We drove out of town to a farmhouse where a woman sold us a whisky bottle full of muddy-looking homemade liquor, something George and I had never had before. Adelaide had said that this woman would probably let us use her front room, but it turned out that she would not, and that was because of Lois. When the woman peered up at me from under the man’s cap she had on her head and said to Lois, “Change’s as good as a rest, eh?” Lois did not answer, kept a cold face. Then later the woman said that if we were so stuck-up tonight her front room wouldn’t be good enough for us and we better go back to the bush. All the way back down the lane Adelaide kept saying: “Some people can’t take a joke, can they? Yeah, stuck-up is right—” until I passed her the bottle to keep her quiet. I saw George did not mind, thinking this had taken her mind off driving to Owen Sound.

We parked at the end of the lane and sat in the car drinking. George and Adelaide drank more than we did. They did not talk, just reached for the bottle and passed it back. This stuff was different from anything I had tasted before; it was heavy and sickening in my stomach. There was no other effect, and I began to have the depressing feeling that I was not going to get drunk.
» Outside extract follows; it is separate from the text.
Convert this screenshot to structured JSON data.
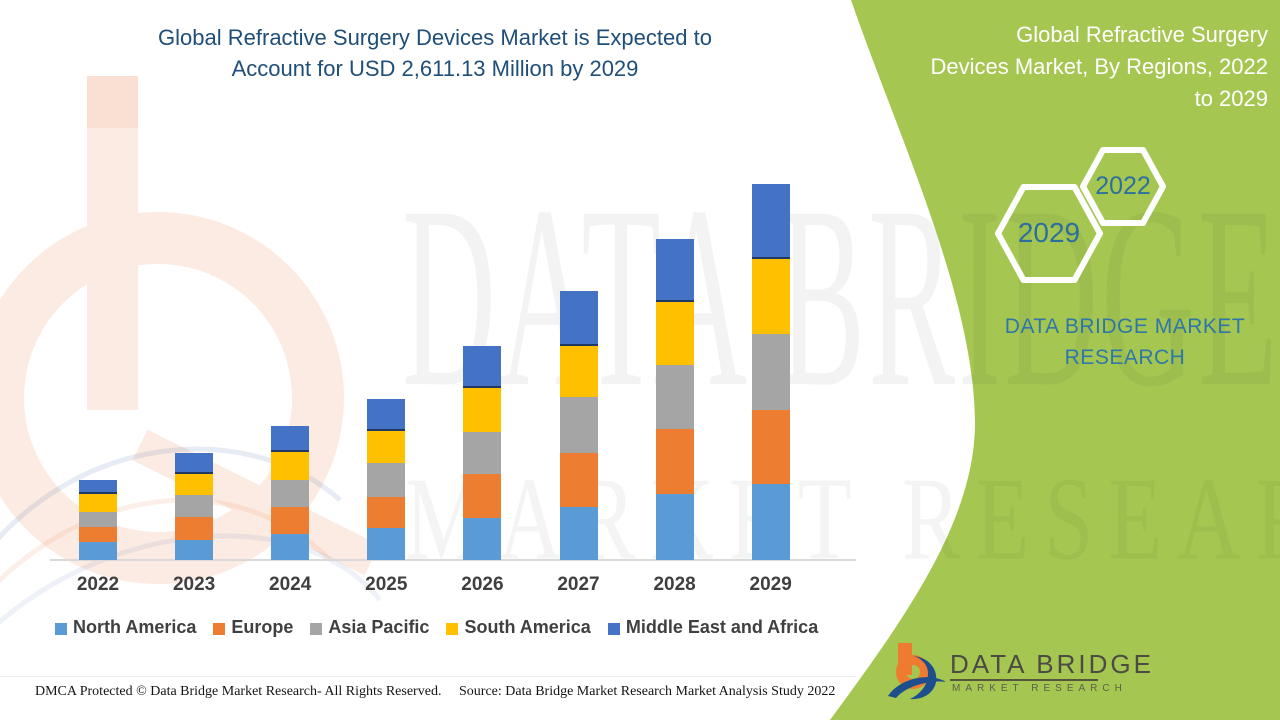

Each time Lois handed the bottle back to me she said “Thank you” in a mannerly and subtly contemptuous way. I put my arm around her, not much wanting to. I was wondering what was the matter. This girl lay against my arm, scornful, acquiescent, angry, inarticulate and out-of-reach. I wanted to talk to her then more than to touch her, and that was out of the question; talk was not so little a thing to her as touching. Meanwhile I was aware that I should be beyond this, beyond the first stage and well into the second (for I had a knowledge, though it was not very comprehensive, of the orderly progression of stages, the ritual of back- and front-seat seduction). Almost I wished I was with Adelaide.